Making Pet Shop Boys: Yes
By Classic Pop | June 30, 2021
Released in March 2009 Pet Shop Boys’ Yes found the duo teaming up with Brian Higgins and Xenomania, the UK’s top pop producers of the 2000s… By Ian Ravendale
Pet Shop Boys’ Yes was the duo’s biggest-selling album of the 00s. But it almost didn’t happen.
Producer Brian Higgins had recently come away from a difficult week working with Franz Ferdinand and had a sneaky suspicion that Chris Lowe and Neil Tennant could prove to be as tricky, if not more so, than the Scottish art-rockers.
Higgins was all set to politely decline the duo’s approach but felt he had to do it face to face, rather than remotely via their respective managers.
A meeting was set up in Higgins’ Xenomania studios in Kent to discuss the viability of a potential production tie-up.
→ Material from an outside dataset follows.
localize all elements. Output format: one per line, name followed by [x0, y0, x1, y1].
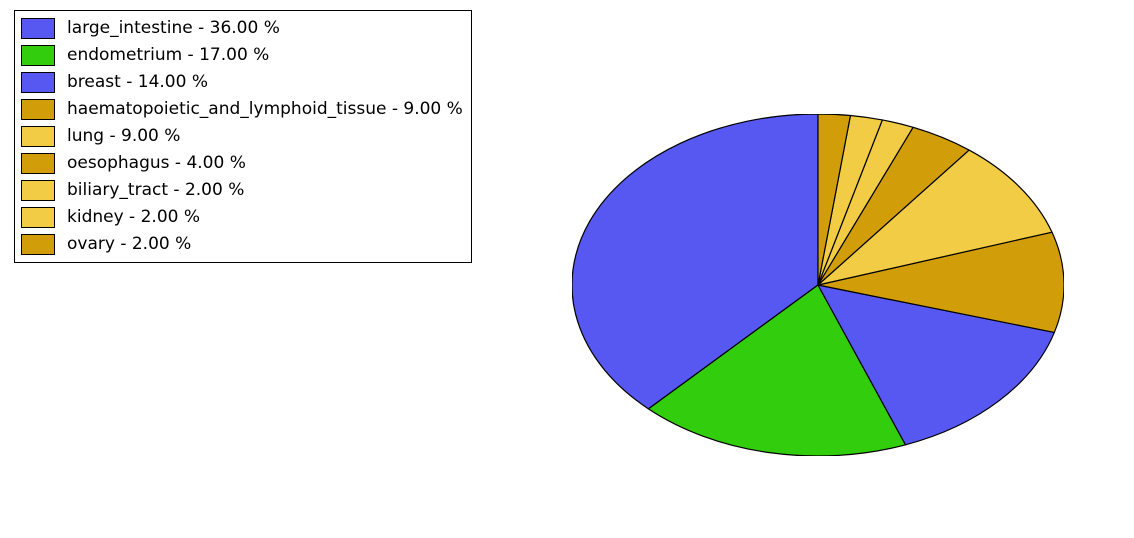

Much to their surprise, the producer told Lowe and Tennant why he thought he’d be bad for them and explained he had no interest in anything he didn’t like.
The pair had been expecting Higgins to snatch their hands off, and his approach made them want to work with him even more. They argued that Higgins would push their standards higher and even though he thought they could be difficult, Pet Shop Boys too had a clear vision of what they wanted.
Speaking to Julian Marszalek of The Quietus in March 2009, Tennant described their reaction on meeting Brian Higgins; “We really liked him. He was a real character. He’s totally committed to pop music and making hit records – more so than anybody else that we met.
“The set-up at his studio was great… he has this house with all these different rooms with all these different people all making music. You’d have Girls Aloud and Alesha Dixon tripping through.
“Because we’re a duo, we welcome people to come and play on our records. We arrived there with very, very completed demos and we’re quite happy for them to play with them and do what they want.”
As part of this ‘open house’ the Human League’s Philip Oakey sang on This Used To Be The Future and Johnny Marr added his distinctive guitar playing to four tracks, two of which he also played harmonica on.
Xenomania was formed as a production team in the early 2000s after Higgins had met songwriter and producer Miranda Cooper.
Since then the outfit has worked with artists including Cher (with Higgins writing Believe, her biggest-ever hit), both Minogues, The Saturdays, Sophie Ellis-Bextor, and the Sugababes with Round Round.
The organisation’s longest-standing arrangement was with Girls Aloud; all but one of their albums were written and produced by Higgins and his writers, and played by the Xenomania in-house musicians.
According to a July 2009 interview with Tennant in The Scotsman before Yes was conceived, half the songs were originally intended for Kylie Minogue. “This album is so pop,” Neil said. “Like every other songwriting team in London we were asked to write songs for Kylie two years ago when we were mid-tour. We wrote four or five, and never heard anything.”
The subject matter of Pandemonium, Yes’s ninth track and lead-off single, is maybe not what the listener would expect: “The idea is that it’s Kate Moss singing about Pete Doherty. There’s total chaos going on – that’s where I got the lyrical idea.”
SONGWRITING THE XENOMANIA WAY
Once Higgins and Pet Shop Boys had agreed to work together, Tennant and Lowe jumped into the approach to songwriting favoured by Brian and his team.
From the Yes album, Love Etc, More Than A Dream and The Way It Used To Be were written by a combination of Neil and Chris and Xenomania’s Higgins, Cooper, Owen Parker and Tim Powell.
The opening melody and much of the backing track for Love Etc were actually generated by Brian Higgins and Miranda Cooper before Chris and Neil got involved.
The duo took what Xenomania had come up with, and developed it. “I don’t think Neil ‘got it’ initially,” reported Higgins in the July 2009 edition of Literally magazine.
“I think Chris got Neil into it. I didn’t want to play it [to them], and then thought… this is a move they could and should make. It was very different for them. It was much more aggressive – which is not a word you would apply to the Pet Shop Boys, particularly.”
In March 2009 Love Etc made No. 14 in the UK singles chart, while Yes hit No. 4 in the album charts the following month. The single and the follow-up Did You See Me Coming both became No. 1’s in the US dance chart.